The Telegraph adds some additional detail in this pursuit to the teleological Keynesian bottom:
The gross inexperience of the ECB is even being lamented by European financial analysts:The ECB agreed to start buying Greek, Portuguese, and Irish bonds in April to help buttress the EU's `shock and awe' package, known as the European Financial Stability Facility. Total purchases so far have been €47bn (£39bn).
It has focused its firepower on Greece, mopping up some €25bn of government bonds. This has prevented a collapse of the Greek debt market but at the high political price of letting banks and funds dump their holdings onto the EU taxpayer.
ECB council member Jose Manuel Gonzalez-Paramo said it was "not entirely correct" to assume that the ECB was the sole buyer of the debt. "We will continue buying bonds until the situation has stabilized," he said.
The Bundesbank is reportedly irked that French banks have led the rush to the exits while German banks have stuck by a gentleman's agreement to keep their Greek assets. The ECB's council insists that it has "sterilized" all purchases, offering no net stimulus. In effect, the ECB has done little to offset severe fiscal tightening by some eurozone states, and as the M3 money supply contracts.
And for all those counting down the days to the Mayan TEOTWAWKI, the catalytic event may in fact emerge out of the old continent:Silvio Peruzzo from RBS said the auction does little to help Spanish banks and firms that have been frozen out the debt markets and face a funding crunch.
"The ECB needs to act before contagion becomes endemic. Spain's banking system in at the heart of an ice-storm and there is a risk of 'sudden stop' if they can't roll over debt. We expect intervention, probably in covered bonds," he said.

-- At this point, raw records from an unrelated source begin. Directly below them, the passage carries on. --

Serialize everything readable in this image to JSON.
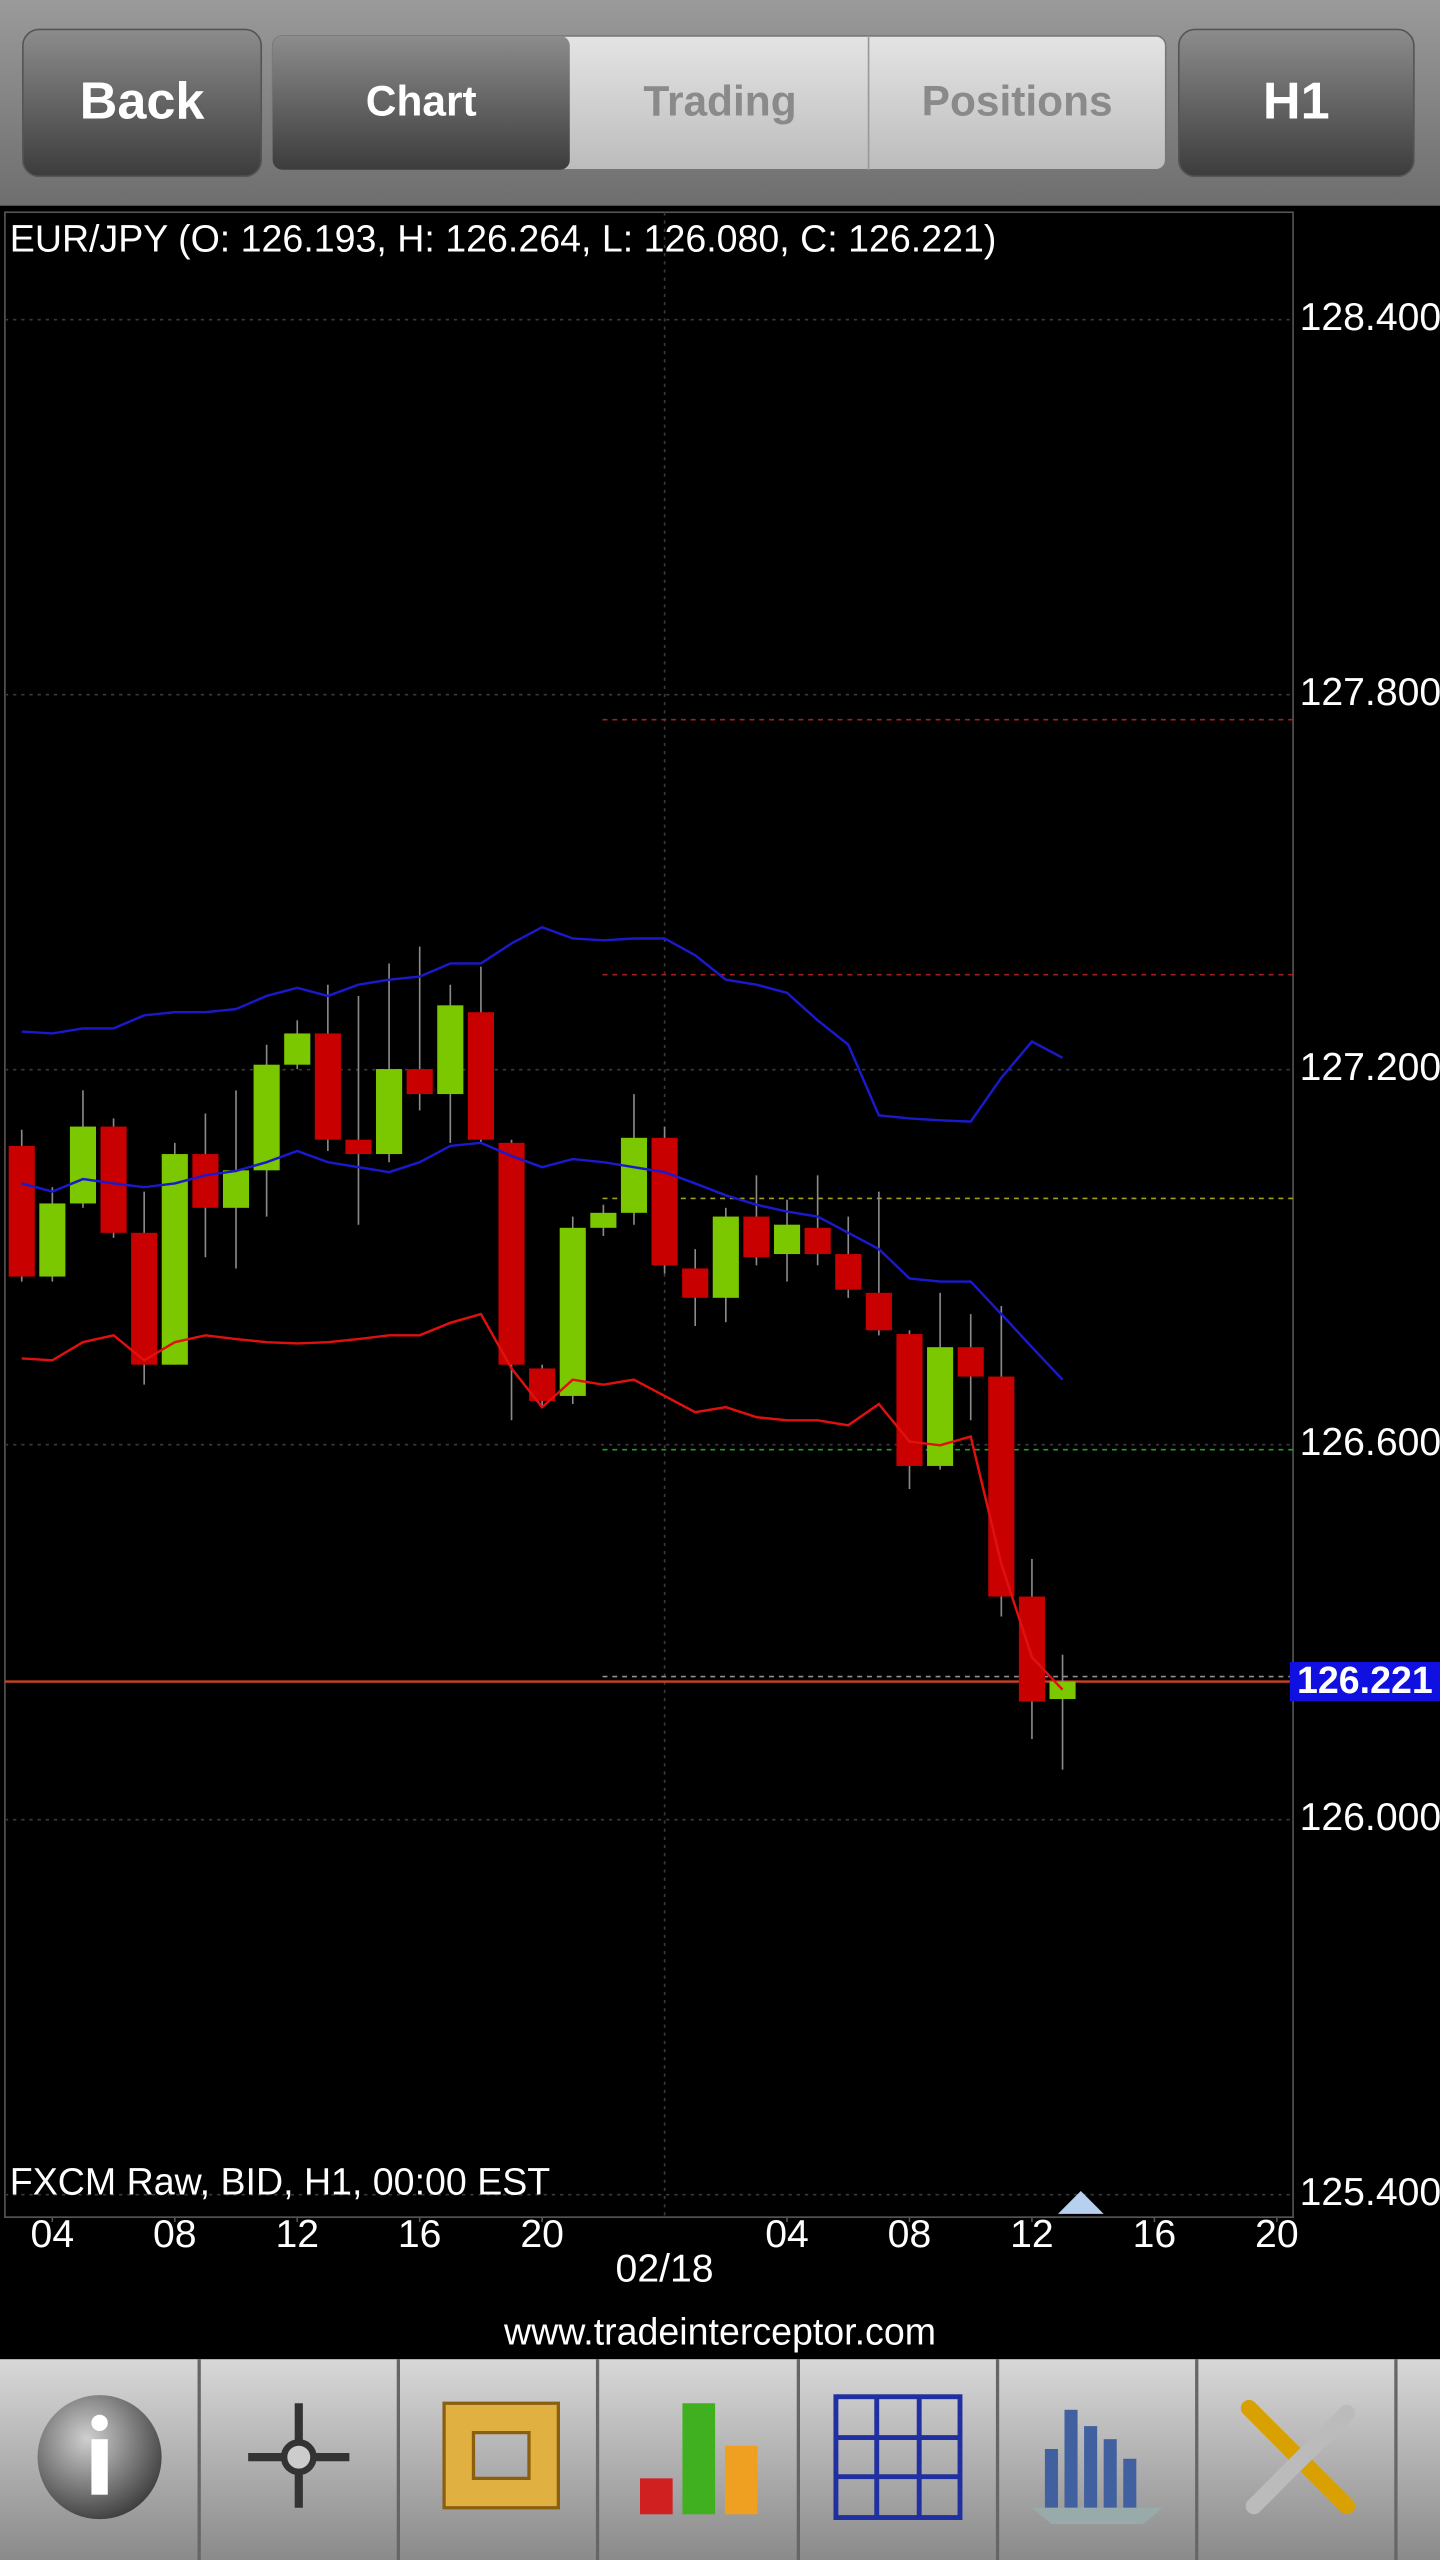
{
  "toolbar": {
    "buttons": [
      "Back",
      "Chart",
      "Trading",
      "Positions",
      "H1"
    ]
  },
  "footer": {
    "url": "www.tradeinterceptor.com"
  },
  "chart_data": {
    "type": "candlestick",
    "title": "EUR/JPY (O: 126.193, H: 126.264, L: 126.080, C: 126.221)",
    "source_label": "FXCM Raw, BID, H1, 00:00 EST",
    "x": [
      3,
      4,
      5,
      6,
      7,
      8,
      9,
      10,
      11,
      12,
      13,
      14,
      15,
      16,
      17,
      18,
      19,
      20,
      21,
      22,
      23,
      24,
      25,
      26,
      27,
      28,
      29,
      30,
      31,
      32,
      33,
      34,
      35,
      36,
      37
    ],
    "open": [
      127.078,
      126.869,
      126.986,
      127.109,
      126.939,
      126.728,
      127.065,
      126.979,
      127.039,
      127.208,
      127.258,
      127.088,
      127.065,
      127.201,
      127.161,
      127.292,
      127.083,
      126.722,
      126.678,
      126.947,
      126.971,
      127.091,
      126.882,
      126.835,
      126.965,
      126.905,
      126.947,
      126.905,
      126.843,
      126.777,
      126.566,
      126.756,
      126.709,
      126.357,
      126.193
    ],
    "high": [
      127.104,
      127.012,
      127.167,
      127.122,
      127.005,
      127.083,
      127.13,
      127.167,
      127.24,
      127.279,
      127.336,
      127.318,
      127.37,
      127.397,
      127.336,
      127.365,
      127.088,
      126.728,
      126.965,
      126.984,
      127.161,
      127.109,
      126.913,
      126.979,
      127.031,
      126.992,
      127.031,
      126.965,
      127.005,
      126.783,
      126.843,
      126.809,
      126.822,
      126.417,
      126.264
    ],
    "low": [
      126.861,
      126.861,
      126.979,
      126.931,
      126.696,
      126.728,
      126.9,
      126.882,
      126.965,
      127.201,
      127.07,
      126.952,
      127.052,
      127.135,
      127.083,
      127.083,
      126.639,
      126.66,
      126.665,
      126.934,
      126.952,
      126.874,
      126.79,
      126.796,
      126.887,
      126.861,
      126.887,
      126.835,
      126.775,
      126.529,
      126.56,
      126.639,
      126.325,
      126.129,
      126.08
    ],
    "close": [
      126.869,
      126.986,
      127.109,
      126.939,
      126.728,
      127.065,
      126.979,
      127.039,
      127.208,
      127.258,
      127.088,
      127.065,
      127.201,
      127.161,
      127.303,
      127.088,
      126.728,
      126.67,
      126.947,
      126.971,
      127.091,
      126.887,
      126.835,
      126.965,
      126.9,
      126.952,
      126.905,
      126.848,
      126.783,
      126.566,
      126.756,
      126.709,
      126.357,
      126.189,
      126.221
    ],
    "up_color": "#7cc800",
    "down_color": "#c80000",
    "wick_color": "#8a8a8a",
    "overlays": [
      {
        "color": "#1a1acc",
        "values": [
          127.261,
          127.258,
          127.266,
          127.266,
          127.287,
          127.292,
          127.292,
          127.297,
          127.318,
          127.331,
          127.318,
          127.336,
          127.344,
          127.349,
          127.37,
          127.37,
          127.402,
          127.428,
          127.41,
          127.407,
          127.41,
          127.41,
          127.383,
          127.344,
          127.336,
          127.323,
          127.279,
          127.24,
          127.127,
          127.122,
          127.119,
          127.117,
          127.187,
          127.245,
          127.219
        ]
      },
      {
        "color": "#1a1acc",
        "values": [
          127.018,
          127.005,
          127.025,
          127.018,
          127.012,
          127.018,
          127.031,
          127.038,
          127.052,
          127.07,
          127.052,
          127.044,
          127.036,
          127.052,
          127.078,
          127.083,
          127.062,
          127.044,
          127.057,
          127.052,
          127.044,
          127.036,
          127.018,
          126.999,
          126.984,
          126.973,
          126.965,
          126.939,
          126.913,
          126.866,
          126.861,
          126.861,
          126.809,
          126.756,
          126.704
        ]
      },
      {
        "color": "#e01010",
        "values": [
          126.738,
          126.735,
          126.764,
          126.775,
          126.735,
          126.764,
          126.775,
          126.769,
          126.764,
          126.762,
          126.764,
          126.769,
          126.775,
          126.775,
          126.795,
          126.809,
          126.722,
          126.66,
          126.704,
          126.696,
          126.704,
          126.678,
          126.652,
          126.66,
          126.644,
          126.639,
          126.639,
          126.631,
          126.665,
          126.605,
          126.599,
          126.613,
          126.409,
          126.26,
          126.208
        ]
      }
    ],
    "levels": [
      {
        "value": 127.76,
        "color": "#a02020"
      },
      {
        "value": 127.352,
        "color": "#a02020"
      },
      {
        "value": 126.994,
        "color": "#a0a020"
      },
      {
        "value": 126.592,
        "color": "#20a020"
      },
      {
        "value": 126.229,
        "color": "#909090"
      }
    ],
    "current_price": {
      "value": 126.221,
      "label": "126.221",
      "line_color": "#d04020",
      "box_color": "#1010e0"
    },
    "xlim": [
      2.45,
      44.53
    ],
    "xticks": [
      {
        "value": 4,
        "label": "04"
      },
      {
        "value": 8,
        "label": "08"
      },
      12,
      16,
      20,
      {
        "value": 28,
        "label": "04"
      },
      {
        "value": 32,
        "label": "08"
      },
      {
        "value": 36,
        "label": "12"
      },
      {
        "value": 40,
        "label": "16"
      },
      {
        "value": 44,
        "label": "20"
      }
    ],
    "date_label": {
      "value": 24,
      "label": "02/18"
    },
    "ylim": [
      125.364,
      128.572
    ],
    "yticks": [
      {
        "value": 128.4,
        "label": "128.400"
      },
      {
        "value": 127.8,
        "label": "127.800"
      },
      {
        "value": 127.2,
        "label": "127.200"
      },
      {
        "value": 126.6,
        "label": "126.600"
      },
      {
        "value": 126.0,
        "label": "126.000"
      },
      {
        "value": 125.4,
        "label": "125.400"
      }
    ],
    "grid": true
  }
}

David Owen from Jefferies Fixed Income said the eurozone may start contracting again in the second half of the year. He said the "core problem" haunting the European debt markets is that investors have little faith in the EU strategy of forcing states to carry out draconian cuts in the middle of a recession.

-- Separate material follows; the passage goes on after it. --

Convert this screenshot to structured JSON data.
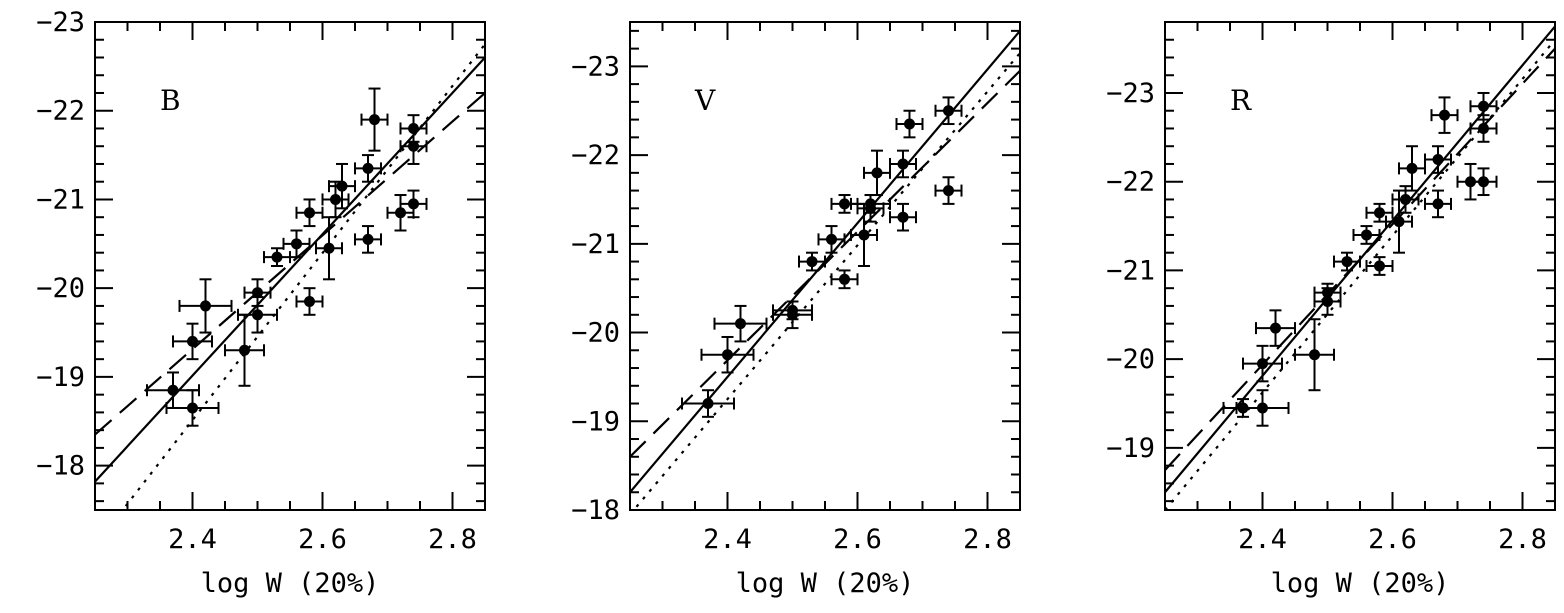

Mr Owen said these countries need sustained growth to claw their way out of debt-deflation traps, and that will require fully-fledged quantitiatve easing by the ECB, and drastic currency depreciation. "If the euro falls to parity or down to 80 cents against the dollar, we would start to see a solution," he said.

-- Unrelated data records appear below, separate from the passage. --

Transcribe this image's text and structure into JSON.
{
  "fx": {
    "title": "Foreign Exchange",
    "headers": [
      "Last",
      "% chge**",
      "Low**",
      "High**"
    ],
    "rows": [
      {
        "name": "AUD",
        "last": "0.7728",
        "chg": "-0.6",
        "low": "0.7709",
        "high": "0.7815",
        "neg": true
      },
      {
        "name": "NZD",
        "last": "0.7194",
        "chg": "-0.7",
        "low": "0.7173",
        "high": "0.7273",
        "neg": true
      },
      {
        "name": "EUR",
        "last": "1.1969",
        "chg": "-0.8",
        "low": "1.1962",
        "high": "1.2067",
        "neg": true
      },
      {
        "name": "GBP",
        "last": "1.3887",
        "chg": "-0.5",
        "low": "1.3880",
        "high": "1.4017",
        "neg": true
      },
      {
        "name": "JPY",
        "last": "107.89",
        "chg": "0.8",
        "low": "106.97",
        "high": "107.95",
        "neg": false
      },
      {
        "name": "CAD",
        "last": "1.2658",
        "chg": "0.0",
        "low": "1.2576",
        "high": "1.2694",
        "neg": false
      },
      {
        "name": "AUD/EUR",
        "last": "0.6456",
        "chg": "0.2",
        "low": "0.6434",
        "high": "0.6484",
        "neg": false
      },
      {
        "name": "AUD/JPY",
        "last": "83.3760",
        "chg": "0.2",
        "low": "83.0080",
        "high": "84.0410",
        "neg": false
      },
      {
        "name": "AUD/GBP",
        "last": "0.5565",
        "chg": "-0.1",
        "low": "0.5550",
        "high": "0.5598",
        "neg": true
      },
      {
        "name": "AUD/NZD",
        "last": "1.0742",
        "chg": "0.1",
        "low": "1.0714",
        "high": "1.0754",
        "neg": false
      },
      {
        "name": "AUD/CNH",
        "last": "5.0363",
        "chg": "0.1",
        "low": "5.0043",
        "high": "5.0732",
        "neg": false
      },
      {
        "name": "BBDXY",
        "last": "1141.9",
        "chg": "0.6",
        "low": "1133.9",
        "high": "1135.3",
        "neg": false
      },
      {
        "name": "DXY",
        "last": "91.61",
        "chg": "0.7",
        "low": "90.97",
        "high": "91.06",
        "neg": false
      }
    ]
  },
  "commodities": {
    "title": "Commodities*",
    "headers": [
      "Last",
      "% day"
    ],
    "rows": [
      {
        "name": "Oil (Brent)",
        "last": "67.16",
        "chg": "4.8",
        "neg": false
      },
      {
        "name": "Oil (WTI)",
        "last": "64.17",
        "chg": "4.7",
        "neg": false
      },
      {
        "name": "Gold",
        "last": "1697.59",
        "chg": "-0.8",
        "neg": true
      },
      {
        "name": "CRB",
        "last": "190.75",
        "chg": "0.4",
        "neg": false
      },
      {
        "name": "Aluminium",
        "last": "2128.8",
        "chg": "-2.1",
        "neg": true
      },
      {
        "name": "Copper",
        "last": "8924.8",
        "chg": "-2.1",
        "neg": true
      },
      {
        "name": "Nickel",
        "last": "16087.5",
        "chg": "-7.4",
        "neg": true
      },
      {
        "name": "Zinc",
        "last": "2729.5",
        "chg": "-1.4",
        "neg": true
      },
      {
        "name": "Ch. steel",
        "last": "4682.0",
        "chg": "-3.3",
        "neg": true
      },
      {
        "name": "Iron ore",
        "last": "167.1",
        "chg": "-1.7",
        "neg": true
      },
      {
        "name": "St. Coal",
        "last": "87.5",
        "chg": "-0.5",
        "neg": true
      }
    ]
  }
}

At this point the course before the ECB is certain: sooner or later the bank will have to go all in on monetization, and pray that its intervention is more successful than that of the SNB in the CHF market. Which only leaves the Bernanke wildcard - the Princetonian is still biding his time, knowing that the ECB will be forced to take the next step, yet comforted that the world still thinks that the dollar is a reserve currency. Alas, he may be a little confused here, as confirmed by his recent remarks highlighting his "misunderstanding" of the acrobatics in the price of gold. Should more and more investors shift their assets to gold before the time of the next QE iteration announcement, at the end of the day, it may just end up being Europe that outwits the "smartest" nouveau-Ponziers in the room. Which really wouldn't be all that surprising: after all Europe has been learning from (failed) monetization and devaluation attempts going all the way back to the Romans, while the Fed has not even been around for a hundred years.Fitch said European banks must refinance nearly €2 trillion of long-term debt by the end of 2012 in an unfriendly market. "There's an awful lot of debt coming due in 2011 and 2012, and that is becoming a concern," said Bridget Gandy, the agency's banking expert.
The endspiel in the blind blitz will be one to watch.